Hannah prefirió no picar el anzuelo. Simplemente sonrió. Segundos más tarde daba pequeños sorbos de su copa consciente de la exagerada interpretación de Camille, que jugaba a ser una mujer fatal. Si seguía así, le sacaría los ojos.
En ese momento, Miguel la rodeó por la cintura. Aquel gesto, sin embargo, no pareció causar efecto alguno sobre Camille, que se agarraba al puño de Miguel con sus perfectas uñas pintadas de rojo y sonreía seductora. Sus ojos, de largas pestañas, parecían estar haciéndole una promesa. ¡Lo estaba devorando con la mirada!
Hannah decidió que ya bastaba. No tenía por qué quedarse ahí, de pie, contemplando cómo Camille seducía a su marido.
–Si me excusáis –se disculpó con una sonrisa, para ir a reunirse con su suegro.
–¿Me permites que te diga que esta noche estás espléndida? –la alabó Esteban inclinándose para besar su mejilla.
–Gracias. Hace tiempo que no vienes por casa, tienes que cenar con nosotros. Apenas te vemos.
–Gracias –sonrió Esteban calurosamente, encogiéndose de hombros–, ya sabes cómo son estas cosas.
–Sí, tienes una agenda muy apretada, varias mujeres te persiguen.
–Me halagas.
–No –aseguró Hannah–, eres todo un caballero, un hombre maravilloso, y yo te quiero mucho.
Un conocido se acercó, y Hannah aprovechó la oportunidad para alejarse.
–Creo que deberías afilarte las uñas –oyó decir Hannah.
Hannah se volvió. Se trataba de Suzanne Trenton.
–¿En serio? ¿Y a quién debo clavárselas?, ¿a Miguel?
–A Camille, querida. Hay otras maneras de domar a un marido.
Aquella conversación frívola, llena de cinismo, resultaba divertida.
–¿Como por ejemplo? –se aventuró a preguntar Hannah.
–Una joya cara.
–Explicadme eso –intervino entonces Miguel acercándose y enlazando los dedos con los de su mujer.
–Diamantes rosas y blancos.
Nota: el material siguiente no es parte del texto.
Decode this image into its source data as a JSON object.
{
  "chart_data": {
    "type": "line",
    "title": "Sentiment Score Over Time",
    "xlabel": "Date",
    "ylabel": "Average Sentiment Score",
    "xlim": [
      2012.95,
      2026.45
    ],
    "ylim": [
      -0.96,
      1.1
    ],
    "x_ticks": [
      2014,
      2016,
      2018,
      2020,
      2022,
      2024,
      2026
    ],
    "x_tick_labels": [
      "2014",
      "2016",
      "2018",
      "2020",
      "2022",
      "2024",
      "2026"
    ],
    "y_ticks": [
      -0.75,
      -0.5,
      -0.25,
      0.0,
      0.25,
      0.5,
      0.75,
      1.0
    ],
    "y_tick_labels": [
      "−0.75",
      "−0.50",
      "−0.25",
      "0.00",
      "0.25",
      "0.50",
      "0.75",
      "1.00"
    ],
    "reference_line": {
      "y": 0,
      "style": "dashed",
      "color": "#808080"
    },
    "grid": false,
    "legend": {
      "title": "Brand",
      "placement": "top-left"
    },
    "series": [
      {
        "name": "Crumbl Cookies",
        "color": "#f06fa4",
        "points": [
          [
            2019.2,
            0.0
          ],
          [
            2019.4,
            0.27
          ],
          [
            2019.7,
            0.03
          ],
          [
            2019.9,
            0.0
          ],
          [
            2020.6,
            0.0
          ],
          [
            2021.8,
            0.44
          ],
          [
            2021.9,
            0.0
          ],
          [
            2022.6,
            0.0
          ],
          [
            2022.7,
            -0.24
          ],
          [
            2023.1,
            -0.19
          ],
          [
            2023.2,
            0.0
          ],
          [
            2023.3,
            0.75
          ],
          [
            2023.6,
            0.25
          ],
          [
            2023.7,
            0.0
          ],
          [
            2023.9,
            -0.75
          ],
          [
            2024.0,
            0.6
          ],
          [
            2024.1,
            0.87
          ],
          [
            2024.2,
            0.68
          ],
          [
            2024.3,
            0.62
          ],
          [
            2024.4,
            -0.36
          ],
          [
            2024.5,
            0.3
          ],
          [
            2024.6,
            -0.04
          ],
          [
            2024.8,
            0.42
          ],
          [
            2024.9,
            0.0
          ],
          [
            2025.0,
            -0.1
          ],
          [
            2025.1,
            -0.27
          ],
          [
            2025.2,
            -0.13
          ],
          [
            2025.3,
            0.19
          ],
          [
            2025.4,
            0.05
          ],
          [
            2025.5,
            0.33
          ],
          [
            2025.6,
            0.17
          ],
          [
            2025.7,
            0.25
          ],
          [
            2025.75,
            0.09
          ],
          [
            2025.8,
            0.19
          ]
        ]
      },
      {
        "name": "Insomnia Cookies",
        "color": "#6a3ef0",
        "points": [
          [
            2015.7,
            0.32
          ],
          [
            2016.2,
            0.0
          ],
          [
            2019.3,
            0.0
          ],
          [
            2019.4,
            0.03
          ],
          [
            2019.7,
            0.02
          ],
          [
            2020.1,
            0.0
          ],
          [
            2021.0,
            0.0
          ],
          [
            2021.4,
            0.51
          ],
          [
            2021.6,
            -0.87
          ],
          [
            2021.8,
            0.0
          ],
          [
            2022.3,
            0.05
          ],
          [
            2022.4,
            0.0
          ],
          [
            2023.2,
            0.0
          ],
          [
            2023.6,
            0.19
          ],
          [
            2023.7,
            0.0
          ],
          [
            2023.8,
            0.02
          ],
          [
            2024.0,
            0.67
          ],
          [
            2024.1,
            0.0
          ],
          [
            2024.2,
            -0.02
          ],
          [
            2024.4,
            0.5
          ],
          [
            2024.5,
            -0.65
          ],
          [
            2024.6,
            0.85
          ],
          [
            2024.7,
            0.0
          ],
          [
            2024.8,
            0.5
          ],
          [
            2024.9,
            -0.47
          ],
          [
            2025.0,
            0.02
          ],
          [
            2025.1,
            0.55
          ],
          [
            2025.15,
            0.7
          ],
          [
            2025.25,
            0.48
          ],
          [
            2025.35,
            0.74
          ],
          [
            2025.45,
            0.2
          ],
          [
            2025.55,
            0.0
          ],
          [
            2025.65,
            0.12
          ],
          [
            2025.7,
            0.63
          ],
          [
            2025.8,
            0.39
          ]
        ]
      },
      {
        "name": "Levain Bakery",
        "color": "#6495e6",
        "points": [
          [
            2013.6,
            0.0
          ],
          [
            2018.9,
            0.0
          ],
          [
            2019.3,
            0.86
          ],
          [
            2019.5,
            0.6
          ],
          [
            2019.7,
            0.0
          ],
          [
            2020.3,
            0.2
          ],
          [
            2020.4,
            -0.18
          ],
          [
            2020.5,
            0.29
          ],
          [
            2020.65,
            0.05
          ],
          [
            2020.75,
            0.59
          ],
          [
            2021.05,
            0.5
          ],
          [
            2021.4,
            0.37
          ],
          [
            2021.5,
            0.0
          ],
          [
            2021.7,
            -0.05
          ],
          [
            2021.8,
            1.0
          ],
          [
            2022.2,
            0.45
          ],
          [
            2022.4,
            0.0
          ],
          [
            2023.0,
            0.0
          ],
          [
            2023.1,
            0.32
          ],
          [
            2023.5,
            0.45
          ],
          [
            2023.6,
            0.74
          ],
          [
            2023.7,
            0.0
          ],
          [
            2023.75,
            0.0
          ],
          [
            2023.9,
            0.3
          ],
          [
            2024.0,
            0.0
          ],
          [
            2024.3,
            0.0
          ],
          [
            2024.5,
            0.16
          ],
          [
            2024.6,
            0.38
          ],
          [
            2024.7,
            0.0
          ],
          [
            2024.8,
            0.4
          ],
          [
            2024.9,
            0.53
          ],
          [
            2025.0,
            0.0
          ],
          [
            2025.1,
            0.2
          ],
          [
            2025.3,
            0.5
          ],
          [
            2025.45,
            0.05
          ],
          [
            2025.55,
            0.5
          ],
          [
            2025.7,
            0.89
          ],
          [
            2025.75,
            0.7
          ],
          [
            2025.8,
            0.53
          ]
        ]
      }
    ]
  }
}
Collar y pendientes a juego –contestó Hannah sonriendo–. Me encantan.
–¿Tratas de decirme algo? –preguntó Miguel. En ese momento, Graziella anunció que la cena estaba servida y condujo a los invitados hacia el comedor–. No hacía ninguna falta que me dejaras solo con Camille –continuó él en voz baja.
–Pues según parecía te las arreglabas muy bien.
–Cuidado, querida, no enseñes las uñas.